The 6-glucuronides possess a decreased selectivity for mu-receptors over delta-receptors. In effect the ratio changes in our bodies and we are likely to get more pain relief from the delta effects. In contrast the 6-glucuronides possess an increased selectivity for mu- over kappa-receptors. So the overall effect is that of a mu and delta agonist.
Approximately 6–10% of the Caucasian population, 2% of Asians, and 1% of Arabs are "poor metabolizers". Conversely, 0.5-2% of the population are "extensive metabolizers". Two selective serotonin reuptake inhibitors, paroxetine (Paxil) and fluoxetine (Prozac) as well as the antihistamine diphenhydramine and the antidepressant, buproprion (Wellbutrin, also known as Zyban) block the metabolisation of codeine. Conversely Rifampicin and dexamethasone, increase the metabolism. So the extent to which the mu and delta effects kick in is very dependent on the other drugs you are taking as well as your own body make-up.

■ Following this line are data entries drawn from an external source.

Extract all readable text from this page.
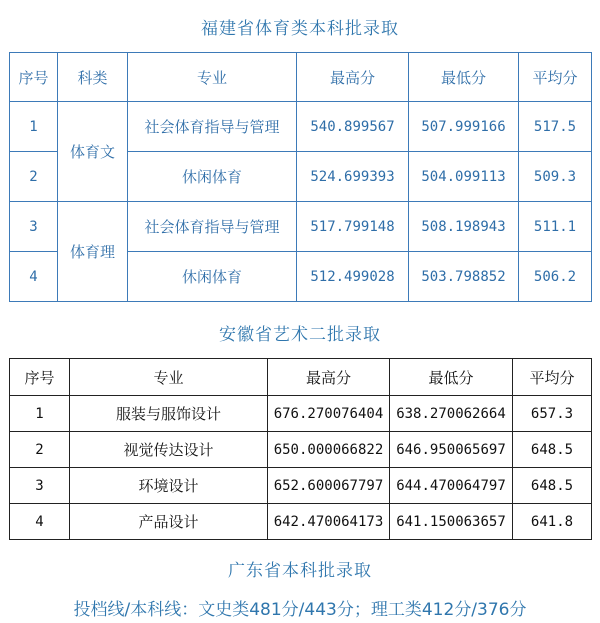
福建省体育类本科批录取
序号	科类	专业	最高分	最低分	平均分
1	体育文	社会体育指导与管理	540.899567	507.999166	517.5
2		休闲体育	524.699393	504.099113	509.3
3	体育理	社会体育指导与管理	517.799148	508.198943	511.1
4		休闲体育	512.499028	503.798852	506.2
安徽省艺术二批录取
序号	专业	最高分	最低分	平均分
1	服装与服饰设计	676.270076404	638.270062664	657.3
2	视觉传达设计	650.000066822	646.950065697	648.5
3	环境设计	652.600067797	644.470064797	648.5
4	产品设计	642.470064173	641.150063657	641.8
广东省本科批录取
投档线/本科线：文史类481分/443分；理工类412分/376分
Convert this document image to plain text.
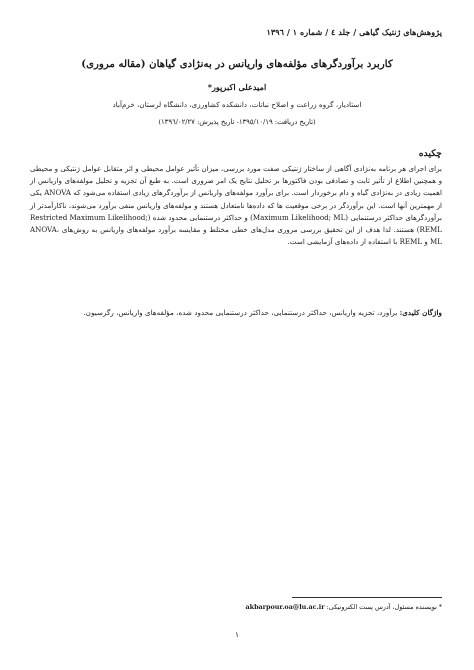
پژوهش‌های ژنتیک گیاهی / جلد ٤ / شماره ١ / ١٣٩٦
کاربرد برآوردگرهای مؤلفه‌های واریانس در به‌نژادی گیاهان (مقاله مروری)
امیدعلی اکبرپور*
استادیار، گروه زراعت و اصلاح نباتات، دانشکده کشاورزی، دانشگاه لرستان، خرم‌آباد
(تاریخ دریافت: ١٣٩٥/١٠/١٩- تاریخ پذیرش: ١٣٩٦/٠٢/٢٧)
چکیده
برای اجرای هر برنامه به‌نژادی آگاهی از ساختار ژنتیکی صفت مورد بررسی، میزان تأثیر عوامل محیطی و اثر متقابل عوامل ژنتیکی و محیطی و همچنین اطلاع از تأثیر ثابت و تصادفی بودن فاکتورها بر تحلیل نتایج یک امر ضروری است. به طبع آن تجزیه و تحلیل مولفه‌های واریانس از اهمیت زیادی در به‌نژادی گیاه و دام برخوردار است. برای برآورد مولفه‌های واریانس از برآوردگرهای زیادی استفاده می‌شود که ANOVA یکی از مهمترین آنها است. این برآوردگر در برخی موقعیت ها که داده‌ها نامتعادل هستند و مولفه‌های واریانس منفی برآورد می‌شوند، ناکارآمدتر از برآوردگرهای حداکثر درستنمایی (Maximum Likelihood; ML) و حداکثر درستنمایی محدود شده (Restricted Maximum Likelihood; REML) هستند. لذا هدف از این تحقیق بررسی مروری مدل‌های خطی مختلط و مقایسه برآورد مولفه‌های واریانس به روش‌های ANOVA، ML و REML با استفاده از داده‌های آزمایشی است.
واژگان کلیدی: برآورد، تجزیه واریانس، حداکثر درستنمایی، حداکثر درستنمایی محدود شده، مؤلفه‌های واریانس، رگرسیون.
* نویسنده مسئول، آدرس پست الکترونیکی: akbarpour.oa@lu.ac.ir
١
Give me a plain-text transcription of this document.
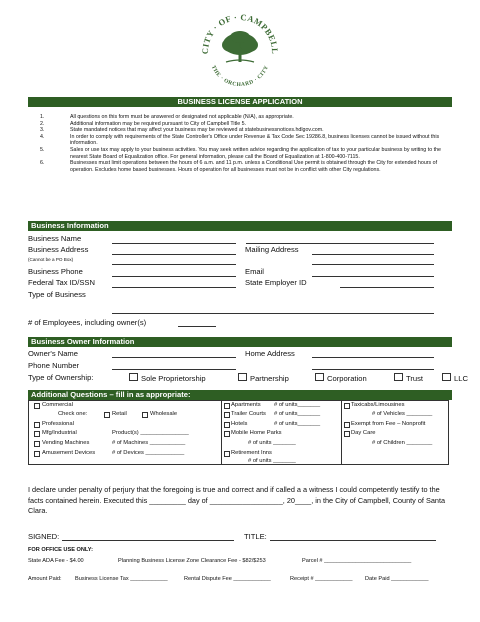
CITY · OF · CAMPBELL
THE · ORCHARD · CITY
BUSINESS LICENSE APPLICATION
1.	All questions on this form must be answered or designated not applicable (N/A), as appropriate.
2.	Additional information may be required pursuant to City of Campbell Title 5.
3.	State mandated notices that may affect your business may be reviewed at statebusinessnotices.hdlgov.com.
4.	In order to comply with requirements of the State Controller's Office under Revenue & Tax Code Sec 19286.8, business licenses cannot be issued without this information.
5.	Sales or use tax may apply to your business activities. You may seek written advice regarding the application of tax to your particular business by writing to the nearest State Board of Equalization office. For general information, please call the Board of Equalization at 1-800-400-7115.
6.	Businesses must limit operations between the hours of 6 a.m. and 11 p.m. unless a Conditional Use permit is obtained through the City for extended hours of operation. Excludes home based businesses. Hours of operation for all businesses must not be in conflict with other City regulations.
Business Information
Business Name
Business Address	Mailing Address
(Cannot be a PO Box)
Business Phone	Email
Federal Tax ID/SSN	State Employer ID
Type of Business
# of Employees, including owner(s)
Business Owner Information
Owner's Name	Home Address
Phone Number
Type of Ownership:	Sole Proprietorship	Partnership	Corporation	Trust	LLC
Additional Questions – fill in as appropriate:
Commercial
Check one:	Retail	Wholesale
Professional
Mfg/Industrial	Product(s) _______________
Vending Machines	# of Machines ___________
Amusement Devices	# of Devices ____________
Apartments # of units_______
Trailer Courts # of units_______
Hotels	# of units_______
Mobile Home Parks
# of units _______
Retirement Inns
# of units _______
Taxicabs/Limousines
# of Vehicles ________
Exempt from Fee – Nonprofit
Day Care
# of Children ________
I declare under penalty of perjury that the foregoing is true and correct and if called a a witness I could competently testify to the facts contained herein. Executed this _________ day of __________________, 20____, in the City of Campbell, County of Santa Clara.
SIGNED:	TITLE:
FOR OFFICE USE ONLY:
State ADA Fee - $4.00	Planning Business License Zone Clearance Fee - $82/$253	Parcel # ____________________________
Amount Paid: Business License Tax ____________	Rental Dispute Fee ____________	Receipt # ____________ Date Paid ____________
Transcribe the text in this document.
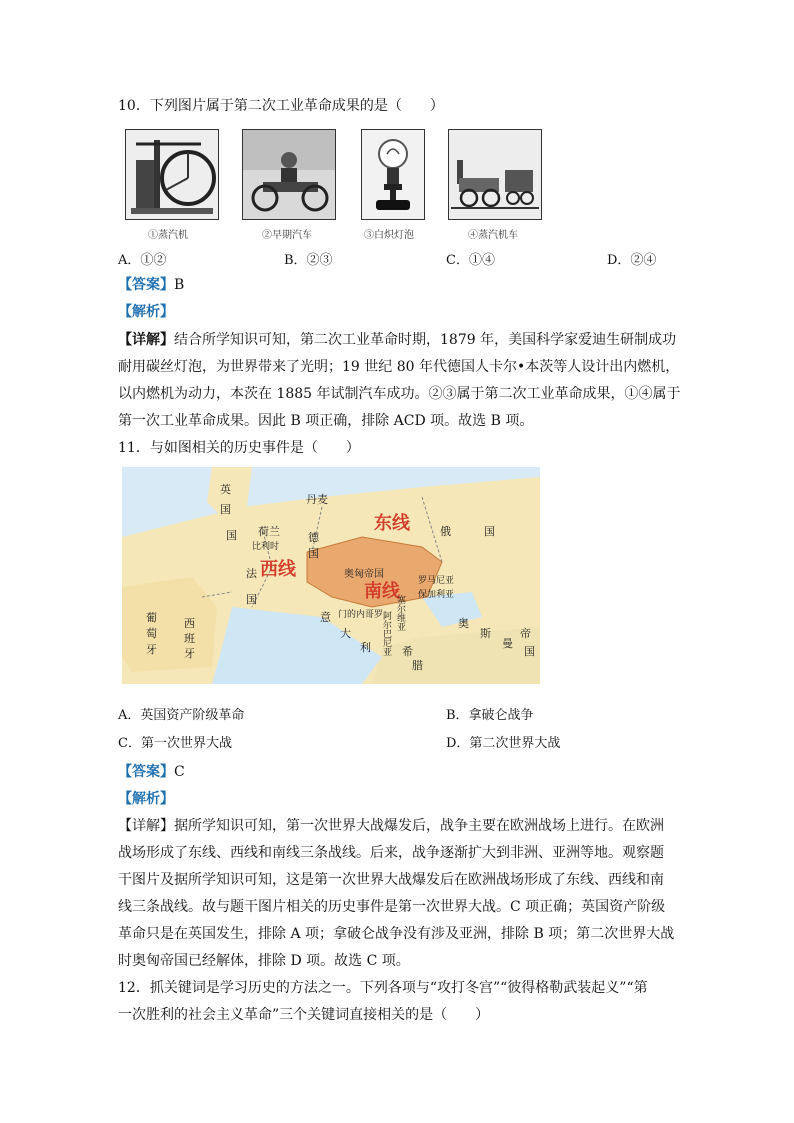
10．下列图片属于第二次工业革命成果的是（　　）
①蒸汽机	②早期汽车	③白炽灯泡	④蒸汽机车
A．①②	B．②③	C．①④	D．②④
【答案】B
【解析】
【详解】结合所学知识可知，第二次工业革命时期，1879 年，美国科学家爱迪生研制成功
耐用碳丝灯泡，为世界带来了光明；19 世纪 80 年代德国人卡尔•本茨等人设计出内燃机，
以内燃机为动力，本茨在 1885 年试制汽车成功。②③属于第二次工业革命成果，①④属于
第一次工业革命成果。因此 B 项正确，排除 ACD 项。故选 B 项。
11．与如图相关的历史事件是（　　）
东线
西线
南线
英
国
丹麦
荷兰
比利时
德
国
俄	国
国
法
国
奥匈帝国
罗马尼亚
保加利亚
塞尔维亚
门的内哥罗
阿尔巴尼亚
葡
萄
牙
西
班
牙
意
大
利	希
腊
奥
斯
曼
帝
国
A．英国资产阶级革命	B．拿破仑战争
C．第一次世界大战	D．第二次世界大战
【答案】C
【解析】
【详解】据所学知识可知，第一次世界大战爆发后，战争主要在欧洲战场上进行。在欧洲
战场形成了东线、西线和南线三条战线。后来，战争逐渐扩大到非洲、亚洲等地。观察题
干图片及据所学知识可知，这是第一次世界大战爆发后在欧洲战场形成了东线、西线和南
线三条战线。故与题干图片相关的历史事件是第一次世界大战。C 项正确；英国资产阶级
革命只是在英国发生，排除 A 项；拿破仑战争没有涉及亚洲，排除 B 项；第二次世界大战
时奥匈帝国已经解体，排除 D 项。故选 C 项。
12．抓关键词是学习历史的方法之一。下列各项与“攻打冬宫”“彼得格勒武装起义”“第
一次胜利的社会主义革命”三个关键词直接相关的是（　　）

Note that, as codeine is metabolized in part to morphine, morphine can be passed through breast milk in potentially lethal amounts, fatally depressing the respiration of a breastfed baby
So what are likely to be the overall effects?
Like all opioids, continued use of codeine induces physical dependence and can be psychologically addictive. Withdrawal symptoms are also the same but not as severe, as codeine is not as strong as morphine. But they are still pretty grim.
General pain relief [analgesia]
Sedation and relaxation
Euphoria and pleasure
Antidepressant anti-anxiety effects
Miosis – pupil contraction
Itching rashes etc
Heart arrythmias - bradycardia and hypotension.